Ser caníbal en el paleolítico tenía pocas ventajas

Una investigación muestra que, para nuestros antepasados, comer humanos no era una solución para evitar el hambre. Servía más como una forma de control social.

El consumo de carne humana por nuestros antepasados paleolíticos no tiene relación directa con la falta de alimento. Aunque el hambre hiciera al hombre primitivo ver en sus semejantes una salida para cubrir su cuota diaria de proteínas, el esfuerzo que suponía no compensaría el retorno nutricional. Es lo que afirma un estudio realizado en la Universidad de Brighton, en el reino unido, y publicado en la revista científica Science Reports.

Un hombre adulto de 66 kg podría proporcionar alrededor de 144.000 calorías. El problema que sólo alrededor de 32.000 de ellas están en las partes más, digamos, comestibles. Este total corresponde a la energía proporcionada por los músculos alrededor de los huesos, partes que probablemente serían las más cotizadas en un banquete caníbal.

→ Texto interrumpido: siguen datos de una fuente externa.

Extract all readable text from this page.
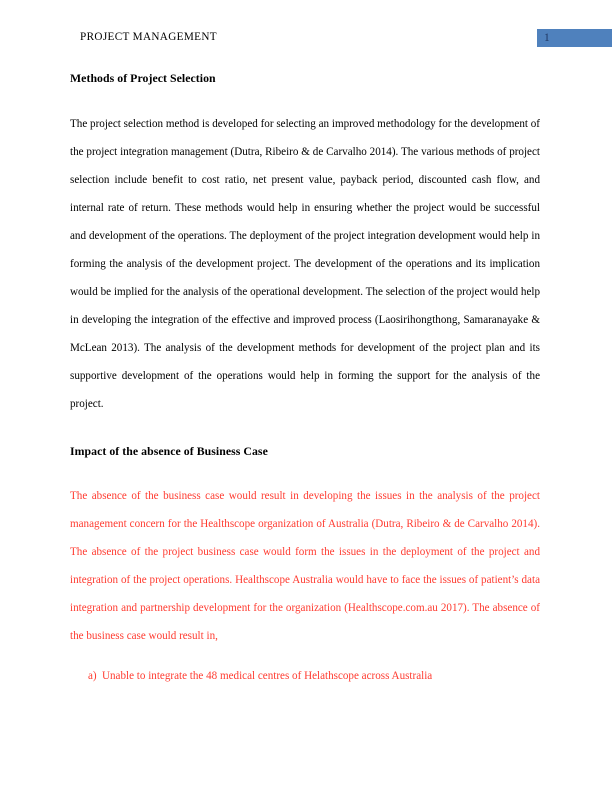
PROJECT MANAGEMENT	1
Methods of Project Selection

The project selection method is developed for selecting an improved methodology for the development of the project integration management (Dutra, Ribeiro & de Carvalho 2014). The various methods of project selection include benefit to cost ratio, net present value, payback period, discounted cash flow, and internal rate of return. These methods would help in ensuring whether the project would be successful and development of the operations. The deployment of the project integration development would help in forming the analysis of the development project. The development of the operations and its implication would be implied for the analysis of the operational development. The selection of the project would help in developing the integration of the effective and improved process (Laosirihongthong, Samaranayake & McLean 2013). The analysis of the development methods for development of the project plan and its supportive development of the operations would help in forming the support for the analysis of the project.

Impact of the absence of Business Case

The absence of the business case would result in developing the issues in the analysis of the project management concern for the Healthscope organization of Australia (Dutra, Ribeiro & de Carvalho 2014). The absence of the project business case would form the issues in the deployment of the project and integration of the project operations. Healthscope Australia would have to face the issues of patient’s data integration and partnership development for the organization (Healthscope.com.au 2017). The absence of the business case would result in,

a) Unable to integrate the 48 medical centres of Helathscope across Australia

Al derribar un antílope o un jabalí, por ejemplo, se obtendría el mismo aumento energético, con la ventaja de que estas “delicias” serían mucho más fáciles de obtener. Y además del antílope o del jabalí, existían otras opciones de animales en la época que podrían suponer una alternativa respecto a la dificultad de ser cazados y la energía que proporciona su ingesta. Según el estudio, la carne de un caballo, por ejemplo, sería una ganancia nutricional de unas 200.000 calorías. Los más atrevidos se podrían arriesgar en “batallas” aún más rentables, como la de los osos (600.000 calorías) o mamuts, cuya carne sería suficiente para alimentar a 25 hombres durante todo un mes.

El problema de las presas humanas en comparación con estos animales es que antes de convertirse en la cena de algún cavernoso, ofrecerían resistencia aún mayor, lo que implica, por sí solo, en un enorme gasto de energía y un mayor riesgo. En caso de que tuviera éxito la lucha cuerpo a cuerpo, al mejor estilo salvaje, el ganador obtendría para sí suministros que no le durarían por norma más de una semana. Este esfuerzo, según James Cole, arqueólogo responsable del estudio, no justificaría el canibalismo. “Tendrías que desplegar una trampa para cazar estas presas, que no te estarían esperando tranquilamente a que las pinches con una lanza”, dijo en una entrevista con la National Geographic.

Pintura del Paleolítico

Pintura del Paleolítico

Sin embargo, la práctica ha existido. Hay evidencias encontradas en las excavaciones analizadas por el estudio que permiten señalar que, sin duda, los homínidos más antiguos se alimentaban de sus semejantes hace por lo menos medio millón de años.

La hipótesis más aceptada, incluso debatida por estudios anteriores, es que la práctica de comer carne humana era cultural e integraba rituales comunes realizados entre grupos de la época. Cole, sin embargo, sugiere que el canibalismo del período paleolítico había tenido un componente más social, y menos ritualístico, es decir, como si de una colección de huesos dentro de una cueva pudiera servir de advertencia a otros que estuvieran con ganas de buscar problemas. “Podría ser algo como: ‘Este es nuestro territorio, estas personas eran invasoras, y no nos respetaron. De esta manera resolvemos aquí estos problemas'”, explicó en una entrevista al sitio Motherboard.